Re: [PATCH 1/9] kernel: add a PF_FORCE_COMPAT flag

From: Al Viro
Date: Sun Sep 20 2020 - 14:08:06 EST

On Sun, Sep 20, 2020 at 04:15:10PM +0100, Matthew Wilcox wrote:
> On Fri, Sep 18, 2020 at 02:45:25PM +0200, Christoph Hellwig wrote:
> > Add a flag to force processing a syscall as a compat syscall. This is
> > required so that in_compat_syscall() works for I/O submitted by io_uring
> > helper threads on behalf of compat syscalls.
> Al doesn't like this much, but my suggestion is to introduce two new
> opcodes -- IORING_OP_READV32 and IORING_OP_WRITEV32. The compat code
> can translate IORING_OP_READV to IORING_OP_READV32 and then the core
> code can know what that user pointer is pointing to.

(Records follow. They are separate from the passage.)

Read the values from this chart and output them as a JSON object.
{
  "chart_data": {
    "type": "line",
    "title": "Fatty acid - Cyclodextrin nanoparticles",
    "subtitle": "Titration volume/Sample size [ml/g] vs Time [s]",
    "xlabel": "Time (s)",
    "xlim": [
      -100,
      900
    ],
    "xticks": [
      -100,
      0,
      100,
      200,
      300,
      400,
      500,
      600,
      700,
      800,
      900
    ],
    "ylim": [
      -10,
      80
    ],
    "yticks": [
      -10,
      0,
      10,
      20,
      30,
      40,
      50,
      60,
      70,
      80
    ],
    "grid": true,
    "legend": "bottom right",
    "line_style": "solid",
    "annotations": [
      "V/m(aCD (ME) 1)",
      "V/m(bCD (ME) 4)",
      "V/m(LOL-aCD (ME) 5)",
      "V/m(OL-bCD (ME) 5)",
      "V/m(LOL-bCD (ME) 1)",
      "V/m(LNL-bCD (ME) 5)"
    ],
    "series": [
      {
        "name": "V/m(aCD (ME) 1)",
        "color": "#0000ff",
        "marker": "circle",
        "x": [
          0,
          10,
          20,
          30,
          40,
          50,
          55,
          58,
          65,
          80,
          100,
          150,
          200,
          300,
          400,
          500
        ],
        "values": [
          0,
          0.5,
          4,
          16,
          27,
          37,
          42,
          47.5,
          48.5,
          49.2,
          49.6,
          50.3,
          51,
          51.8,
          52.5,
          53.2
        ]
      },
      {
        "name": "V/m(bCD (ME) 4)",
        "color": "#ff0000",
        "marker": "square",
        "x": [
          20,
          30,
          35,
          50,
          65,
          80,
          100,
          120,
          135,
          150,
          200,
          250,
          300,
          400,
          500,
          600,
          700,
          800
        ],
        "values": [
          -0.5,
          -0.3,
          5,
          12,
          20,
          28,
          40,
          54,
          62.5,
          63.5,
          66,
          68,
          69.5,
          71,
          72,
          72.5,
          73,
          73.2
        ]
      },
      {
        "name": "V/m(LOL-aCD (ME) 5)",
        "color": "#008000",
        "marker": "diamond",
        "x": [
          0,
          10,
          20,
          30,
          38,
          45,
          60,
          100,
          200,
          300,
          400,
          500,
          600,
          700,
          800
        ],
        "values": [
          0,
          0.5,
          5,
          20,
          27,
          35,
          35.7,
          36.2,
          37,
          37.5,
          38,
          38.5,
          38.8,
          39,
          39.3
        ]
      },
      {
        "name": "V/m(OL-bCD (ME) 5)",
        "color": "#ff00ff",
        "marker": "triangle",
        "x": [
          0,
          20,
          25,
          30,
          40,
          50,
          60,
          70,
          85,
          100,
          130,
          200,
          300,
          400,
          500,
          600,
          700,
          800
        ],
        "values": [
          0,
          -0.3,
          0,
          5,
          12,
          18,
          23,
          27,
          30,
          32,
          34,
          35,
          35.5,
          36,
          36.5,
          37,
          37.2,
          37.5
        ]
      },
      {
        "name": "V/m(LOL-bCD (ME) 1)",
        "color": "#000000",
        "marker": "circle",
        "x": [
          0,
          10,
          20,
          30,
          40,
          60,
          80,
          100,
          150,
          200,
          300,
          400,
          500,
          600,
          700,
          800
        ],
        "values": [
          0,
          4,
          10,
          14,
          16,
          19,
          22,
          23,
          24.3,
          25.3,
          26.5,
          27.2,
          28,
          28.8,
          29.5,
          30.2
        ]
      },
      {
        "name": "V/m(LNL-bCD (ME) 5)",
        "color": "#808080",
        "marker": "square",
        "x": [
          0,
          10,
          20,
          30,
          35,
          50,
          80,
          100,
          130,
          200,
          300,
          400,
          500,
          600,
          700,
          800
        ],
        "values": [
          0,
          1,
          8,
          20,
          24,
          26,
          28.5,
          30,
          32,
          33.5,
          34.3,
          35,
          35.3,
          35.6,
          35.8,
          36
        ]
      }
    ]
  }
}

Let's separate two issues:
1) compat syscalls want 32bit iovecs. Nothing to do with the
drivers, dealt with just fine.
2) a few drivers are really fucked in head. They use different
*DATA* layouts for reads/writes, depending upon the calling process.
IOW, if you fork/exec a 32bit binary and your stdin is one of those,
reads from stdin in parent and child will yield different data layouts.
On the same struct file.
That's what Christoph worries about (/dev/sg he'd mentioned is
one of those).

IMO we should simply have that dozen or so of pathological files
marked with FMODE_SHITTY_ABI; it's not about how they'd been opened -
it describes the userland ABI provided by those. And it's cast in stone.

Any in_compat_syscall() in ->read()/->write() instances is an ABI
bug, plain and simple. Some are unfixable for compatibility reasons, but
any new caller like that should be a big red flag.

How we import iovec array is none of the drivers' concern; we do
not need to mess with in_compat_syscall() reporting the matching value,
etc. for that. It's about the instances that want in_compat_syscall() to
decide between the 32bit and 64bit data layouts. And I believe that
we should simply have them marked as such and rejected by io_uring. With
any new occurences getting slapped down hard.

Current list of those turds:
/dev/sg (pointer-chasing, generally insane)
/sys/firmware/efi/vars/*/raw_var (fucked binary structure)
/sys/firmware/efi/vars/new_var (fucked binary structure)
/sys/firmware/efi/vars/del_var (fucked binary structure)
/dev/uhid (pointer-chasing for one obsolete command)
/dev/input/event* (timestamps)
/dev/uinput (timestamps)
/proc/bus/input/devices (fucked bitmap-to-text representation)
/sys/class/input/*/capabilities/* (fucked bitmap-to-text representation)